Hierarchical deterministic wallets are a solved problem on a single machine: a parent key derives a tree of child keys, and “hardened” derivation makes sure a leaked child key plus a chain code cannot be walked back up to the parent. The hard part — the part worth a patent — is doing the same thing when the parent key never exists in one place because it is split across multiple-party-computation (MPC) nodes. US12,362,918, granted to MetaLoop Inc. on July 15, 2025, claims exactly that narrow problem.

The independent claim recites deriving child private-key shares from parent private-key shares, not from a reconstructed parent. That distinction is the entire reason the patent exists. In an MPC custody setting, you cannot assemble the parent key to derive a child without defeating the point of the split. So the derivation itself has to run inside the computation, on shares, and still produce a child that is properly hardened and still refreshable.

The method includes deriving child private key shares from parent private key shares using hardened multiparty computation while maintaining key refresh properties.

Two limitations carry the weight. First, “while maintaining key refresh properties” — proactive secret sharing periodically re-randomizes the shares so that an attacker who compromises a node in one epoch learns nothing usable in the next. Naive child derivation can break this, because the derivation has to be deterministic enough to reproduce the child but not so static that it pins the shares. The claim insists the derivation coexist with refresh. Second, and more concretely, the method selects a random number generator G and a second random number generator G′, and derives child shares by computing an offset using G′.

That second generator is the recited novelty, and it is where claim scope lives. The patent is not a monopoly on “HD wallets in MPC” — a derivation that hardens via a single generator, or via a different offset construction, or that drops refresh compatibility, reads outside the claim. What MetaLoop fenced is the specific two-generator construction: G for the base derivation, G′ for the hardening offset, executed multiparty so the offset is applied to shares rather than to an assembled key. An accused system infringes only if it performs that G′-offset computation, not merely if it derives child keys in an MPC context.

The CPC placement is consistent and tight: H04L 9/0825 (public-key/encryption arrangements) and H04L 9/0869 (generation of secret information including keys, involving random number generators). Notably, this grant does not carry the H04L 9/50 blockchain-specific class that custody backup patents often do. That is a small but real signal: the claim is written as a cryptographic-primitive improvement — hardened derivation on shares — rather than as a blockchain-application filing. It would read on any system using this derivation, on-chain or not, which is both broader in domain and narrower in mechanism than a chain-tagged claim.

It helps to be concrete about why the two-generator framing is not arbitrary. In standard single-machine hardened derivation, the child is computed by feeding the parent private key and an index through a one-way function so the relationship cannot be reversed. You cannot do that directly on shares without either reconstructing the parent — forbidden here — or finding a construction where the hardening offset can be applied to each share independently and still produce shares of the correct child. The second generator G′ is the device that lets the offset be computed in a way the parties can apply locally to their shares while the result remains a valid sharing of a properly hardened child. Whether or not a competitor lands on the same trick, the claim is tied to this trick; that is the difference between owning a goal and owning a method.

A scope reader should also resist over-reading the refresh limitation. "Maintaining key refresh properties" is recited as a property the method preserves, not as a separately claimed refresh protocol.

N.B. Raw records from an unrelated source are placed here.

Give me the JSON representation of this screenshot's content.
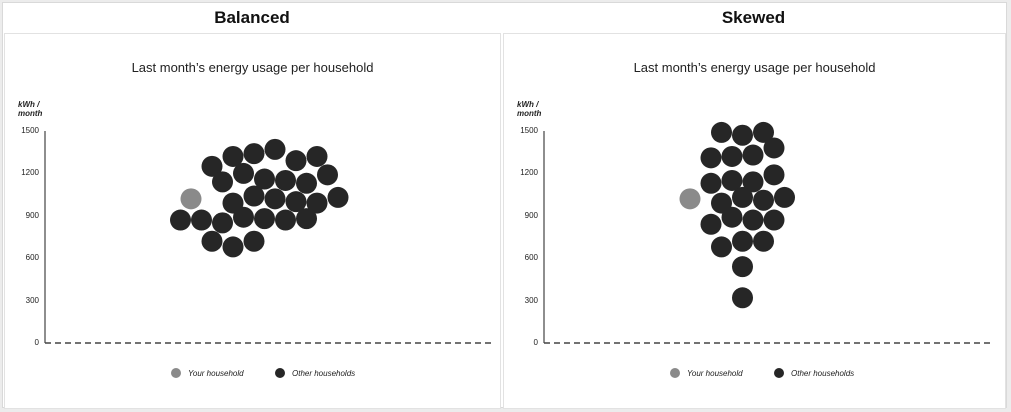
{
  "colors": {
    "your": "#8a8a8a",
    "other": "#262626",
    "axis": "#444444"
  },
  "chart_data": [
    {
      "header": "Balanced",
      "type": "scatter",
      "title": "Last month’s energy usage per household",
      "ylabel_line1": "kWh /",
      "ylabel_line2": "month",
      "ylim": [
        0,
        1500
      ],
      "yticks": [
        0,
        300,
        600,
        900,
        1200,
        1500
      ],
      "legend": {
        "your": "Your household",
        "other": "Other households"
      },
      "your_household": {
        "x": 1,
        "y": 1020
      },
      "other_households": [
        {
          "x": 2,
          "y": 1250
        },
        {
          "x": 3,
          "y": 1320
        },
        {
          "x": 4,
          "y": 1340
        },
        {
          "x": 5,
          "y": 1370
        },
        {
          "x": 6,
          "y": 1290
        },
        {
          "x": 7,
          "y": 1320
        },
        {
          "x": 2.5,
          "y": 1140
        },
        {
          "x": 3.5,
          "y": 1200
        },
        {
          "x": 4.5,
          "y": 1160
        },
        {
          "x": 5.5,
          "y": 1150
        },
        {
          "x": 6.5,
          "y": 1130
        },
        {
          "x": 7.5,
          "y": 1190
        },
        {
          "x": 3,
          "y": 990
        },
        {
          "x": 4,
          "y": 1040
        },
        {
          "x": 5,
          "y": 1020
        },
        {
          "x": 6,
          "y": 1000
        },
        {
          "x": 7,
          "y": 990
        },
        {
          "x": 8,
          "y": 1030
        },
        {
          "x": 0.5,
          "y": 870
        },
        {
          "x": 1.5,
          "y": 870
        },
        {
          "x": 2.5,
          "y": 850
        },
        {
          "x": 3.5,
          "y": 890
        },
        {
          "x": 4.5,
          "y": 880
        },
        {
          "x": 5.5,
          "y": 870
        },
        {
          "x": 6.5,
          "y": 880
        },
        {
          "x": 2,
          "y": 720
        },
        {
          "x": 3,
          "y": 680
        },
        {
          "x": 4,
          "y": 720
        }
      ]
    },
    {
      "header": "Skewed",
      "type": "scatter",
      "title": "Last month’s energy usage per household",
      "ylabel_line1": "kWh /",
      "ylabel_line2": "month",
      "ylim": [
        0,
        1500
      ],
      "yticks": [
        0,
        300,
        600,
        900,
        1200,
        1500
      ],
      "legend": {
        "your": "Your household",
        "other": "Other households"
      },
      "your_household": {
        "x": 1,
        "y": 1020
      },
      "other_households": [
        {
          "x": 2.5,
          "y": 1490
        },
        {
          "x": 3.5,
          "y": 1470
        },
        {
          "x": 4.5,
          "y": 1490
        },
        {
          "x": 2,
          "y": 1310
        },
        {
          "x": 3,
          "y": 1320
        },
        {
          "x": 4,
          "y": 1330
        },
        {
          "x": 5,
          "y": 1380
        },
        {
          "x": 2,
          "y": 1130
        },
        {
          "x": 3,
          "y": 1150
        },
        {
          "x": 4,
          "y": 1140
        },
        {
          "x": 5,
          "y": 1190
        },
        {
          "x": 2.5,
          "y": 990
        },
        {
          "x": 3.5,
          "y": 1030
        },
        {
          "x": 4.5,
          "y": 1010
        },
        {
          "x": 5.5,
          "y": 1030
        },
        {
          "x": 2,
          "y": 840
        },
        {
          "x": 3,
          "y": 890
        },
        {
          "x": 4,
          "y": 870
        },
        {
          "x": 5,
          "y": 870
        },
        {
          "x": 2.5,
          "y": 680
        },
        {
          "x": 3.5,
          "y": 720
        },
        {
          "x": 4.5,
          "y": 720
        },
        {
          "x": 3.5,
          "y": 540
        },
        {
          "x": 3.5,
          "y": 320
        }
      ]
    }
  ]
}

The patent is not fencing proactive secret sharing — that predates it by decades. It is fencing a derivation that does not break refresh. An accused system that derives child shares in some way wholly incompatible with refresh would, ironically, fall outside the claim for failing to meet a limitation, which is a reminder that limitations cut both ways: they narrow the patent and they define the exact target an infringer would have to hit.

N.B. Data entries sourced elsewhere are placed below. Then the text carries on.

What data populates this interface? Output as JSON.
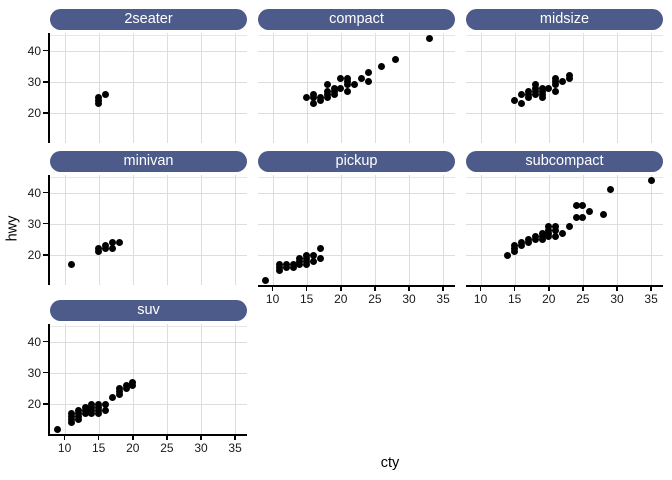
{
  "chart_data": {
    "type": "scatter",
    "xlabel": "cty",
    "ylabel": "hwy",
    "xlim": [
      7.86,
      36.74
    ],
    "ylim": [
      10.4,
      45.6
    ],
    "x_ticks": [
      10,
      15,
      20,
      25,
      30,
      35
    ],
    "y_ticks": [
      20,
      30,
      40
    ],
    "y_minor_gridlines": [
      45
    ],
    "grid": true,
    "legend": "none",
    "facets": [
      {
        "label": "2seater",
        "row": 0,
        "col": 0,
        "show_y_axis": true,
        "show_x_axis": false,
        "points": [
          [
            15,
            23
          ],
          [
            15,
            24
          ],
          [
            15,
            25
          ],
          [
            16,
            26
          ]
        ]
      },
      {
        "label": "compact",
        "row": 0,
        "col": 1,
        "show_y_axis": false,
        "show_x_axis": false,
        "points": [
          [
            15,
            25
          ],
          [
            16,
            23
          ],
          [
            16,
            25
          ],
          [
            16,
            26
          ],
          [
            17,
            24
          ],
          [
            17,
            25
          ],
          [
            18,
            25
          ],
          [
            18,
            26
          ],
          [
            18,
            27
          ],
          [
            18,
            29
          ],
          [
            19,
            26
          ],
          [
            19,
            27
          ],
          [
            19,
            28
          ],
          [
            20,
            28
          ],
          [
            20,
            31
          ],
          [
            21,
            27
          ],
          [
            21,
            29
          ],
          [
            21,
            30
          ],
          [
            21,
            31
          ],
          [
            22,
            29
          ],
          [
            23,
            31
          ],
          [
            24,
            30
          ],
          [
            24,
            33
          ],
          [
            26,
            35
          ],
          [
            28,
            37
          ],
          [
            33,
            44
          ]
        ]
      },
      {
        "label": "midsize",
        "row": 0,
        "col": 2,
        "show_y_axis": false,
        "show_x_axis": false,
        "points": [
          [
            15,
            24
          ],
          [
            16,
            23
          ],
          [
            16,
            26
          ],
          [
            17,
            25
          ],
          [
            17,
            26
          ],
          [
            17,
            27
          ],
          [
            18,
            26
          ],
          [
            18,
            27
          ],
          [
            18,
            28
          ],
          [
            18,
            29
          ],
          [
            19,
            25
          ],
          [
            19,
            26
          ],
          [
            19,
            27
          ],
          [
            19,
            28
          ],
          [
            20,
            28
          ],
          [
            21,
            27
          ],
          [
            21,
            29
          ],
          [
            21,
            30
          ],
          [
            21,
            31
          ],
          [
            22,
            30
          ],
          [
            23,
            31
          ],
          [
            23,
            32
          ]
        ]
      },
      {
        "label": "minivan",
        "row": 1,
        "col": 0,
        "show_y_axis": true,
        "show_x_axis": false,
        "points": [
          [
            11,
            17
          ],
          [
            15,
            21
          ],
          [
            15,
            22
          ],
          [
            16,
            22
          ],
          [
            16,
            23
          ],
          [
            17,
            22
          ],
          [
            17,
            24
          ],
          [
            18,
            24
          ]
        ]
      },
      {
        "label": "pickup",
        "row": 1,
        "col": 1,
        "show_y_axis": false,
        "show_x_axis": true,
        "points": [
          [
            9,
            12
          ],
          [
            11,
            15
          ],
          [
            11,
            16
          ],
          [
            11,
            17
          ],
          [
            12,
            16
          ],
          [
            12,
            17
          ],
          [
            13,
            16
          ],
          [
            13,
            17
          ],
          [
            14,
            17
          ],
          [
            14,
            18
          ],
          [
            14,
            19
          ],
          [
            15,
            17
          ],
          [
            15,
            18
          ],
          [
            15,
            19
          ],
          [
            15,
            20
          ],
          [
            16,
            18
          ],
          [
            16,
            20
          ],
          [
            17,
            19
          ],
          [
            17,
            22
          ]
        ]
      },
      {
        "label": "subcompact",
        "row": 1,
        "col": 2,
        "show_y_axis": false,
        "show_x_axis": true,
        "points": [
          [
            14,
            20
          ],
          [
            15,
            21
          ],
          [
            15,
            22
          ],
          [
            15,
            23
          ],
          [
            16,
            23
          ],
          [
            16,
            24
          ],
          [
            17,
            24
          ],
          [
            17,
            25
          ],
          [
            18,
            25
          ],
          [
            18,
            26
          ],
          [
            19,
            25
          ],
          [
            19,
            26
          ],
          [
            19,
            27
          ],
          [
            20,
            26
          ],
          [
            20,
            27
          ],
          [
            20,
            28
          ],
          [
            20,
            29
          ],
          [
            21,
            26
          ],
          [
            21,
            28
          ],
          [
            21,
            29
          ],
          [
            22,
            27
          ],
          [
            23,
            29
          ],
          [
            24,
            32
          ],
          [
            25,
            32
          ],
          [
            24,
            36
          ],
          [
            25,
            36
          ],
          [
            26,
            34
          ],
          [
            28,
            33
          ],
          [
            29,
            41
          ],
          [
            35,
            44
          ]
        ]
      },
      {
        "label": "suv",
        "row": 2,
        "col": 0,
        "show_y_axis": true,
        "show_x_axis": true,
        "points": [
          [
            9,
            12
          ],
          [
            11,
            14
          ],
          [
            11,
            15
          ],
          [
            11,
            16
          ],
          [
            11,
            17
          ],
          [
            12,
            15
          ],
          [
            12,
            16
          ],
          [
            12,
            17
          ],
          [
            12,
            18
          ],
          [
            13,
            17
          ],
          [
            13,
            18
          ],
          [
            13,
            19
          ],
          [
            14,
            17
          ],
          [
            14,
            18
          ],
          [
            14,
            19
          ],
          [
            14,
            20
          ],
          [
            15,
            17
          ],
          [
            15,
            18
          ],
          [
            15,
            19
          ],
          [
            15,
            20
          ],
          [
            16,
            18
          ],
          [
            16,
            20
          ],
          [
            17,
            22
          ],
          [
            18,
            23
          ],
          [
            18,
            24
          ],
          [
            18,
            25
          ],
          [
            19,
            25
          ],
          [
            19,
            26
          ],
          [
            20,
            26
          ],
          [
            20,
            27
          ]
        ]
      }
    ]
  },
  "colors": {
    "strip_fill": "#4c5b89",
    "strip_text": "#ffffff",
    "grid_major": "#dddddd",
    "grid_minor": "#e7e7e7",
    "axis_line": "#000000",
    "tick_label": "#1a1a1a",
    "axis_title": "#000000",
    "point": "#000000",
    "background": "#ffffff"
  }
}
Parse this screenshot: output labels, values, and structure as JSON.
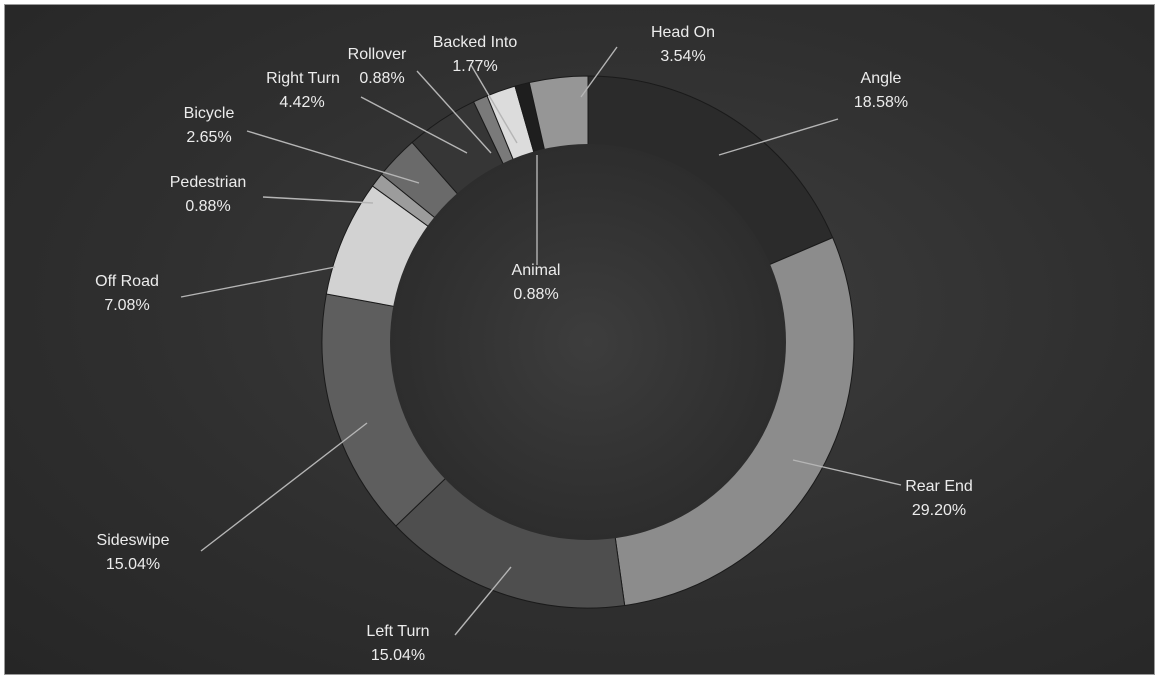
{
  "chart_data": {
    "type": "pie",
    "variant": "doughnut",
    "start_angle_deg": 0,
    "title": "",
    "slices": [
      {
        "label": "Angle",
        "value": 18.58,
        "value_label": "18.58%",
        "color": "#2b2b2b"
      },
      {
        "label": "Rear End",
        "value": 29.2,
        "value_label": "29.20%",
        "color": "#8c8c8c"
      },
      {
        "label": "Left Turn",
        "value": 15.04,
        "value_label": "15.04%",
        "color": "#4e4e4e"
      },
      {
        "label": "Sideswipe",
        "value": 15.04,
        "value_label": "15.04%",
        "color": "#5e5e5e"
      },
      {
        "label": "Off Road",
        "value": 7.08,
        "value_label": "7.08%",
        "color": "#d2d2d2"
      },
      {
        "label": "Pedestrian",
        "value": 0.88,
        "value_label": "0.88%",
        "color": "#9c9c9c"
      },
      {
        "label": "Bicycle",
        "value": 2.65,
        "value_label": "2.65%",
        "color": "#6a6a6a"
      },
      {
        "label": "Right Turn",
        "value": 4.42,
        "value_label": "4.42%",
        "color": "#363636"
      },
      {
        "label": "Rollover",
        "value": 0.88,
        "value_label": "0.88%",
        "color": "#7a7a7a"
      },
      {
        "label": "Backed Into",
        "value": 1.77,
        "value_label": "1.77%",
        "color": "#dcdcdc"
      },
      {
        "label": "Animal",
        "value": 0.88,
        "value_label": "0.88%",
        "color": "#1e1e1e"
      },
      {
        "label": "Head On",
        "value": 3.54,
        "value_label": "3.54%",
        "color": "#969696"
      }
    ]
  }
}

For a portfolio reader, the value here is the wedge it represents. Custody vendors compete partly on key management ergonomics: can you give an institutional client a clean address hierarchy — one wallet per desk, per fund, per purpose — without ever materializing the master key and without breaking your proactive-refresh security model? MetaLoop's grant stakes a position on one answer to that. The inventors named, Xiangjun Li, Yijie Bei, and Ryan Lehmkuhl, are working the cryptographic primitive itself, not the application skin around it.

The honest scope assessment: this is a useful, real, and genuinely narrow grant. It does not stop a competitor from offering hierarchical MPC wallets; it stops them from offering this particular hardened-derivation construction with a second generator computing the offset. As always on this beat, “patented” is not a synonym for “novel” or “blocking” — it is a question of claim scope, and claim 1 here draws a precise line. The canonical record, with the full claim set, is deep-linked above; read the limitation yourself before crediting any “we own MPC derivation” marketing.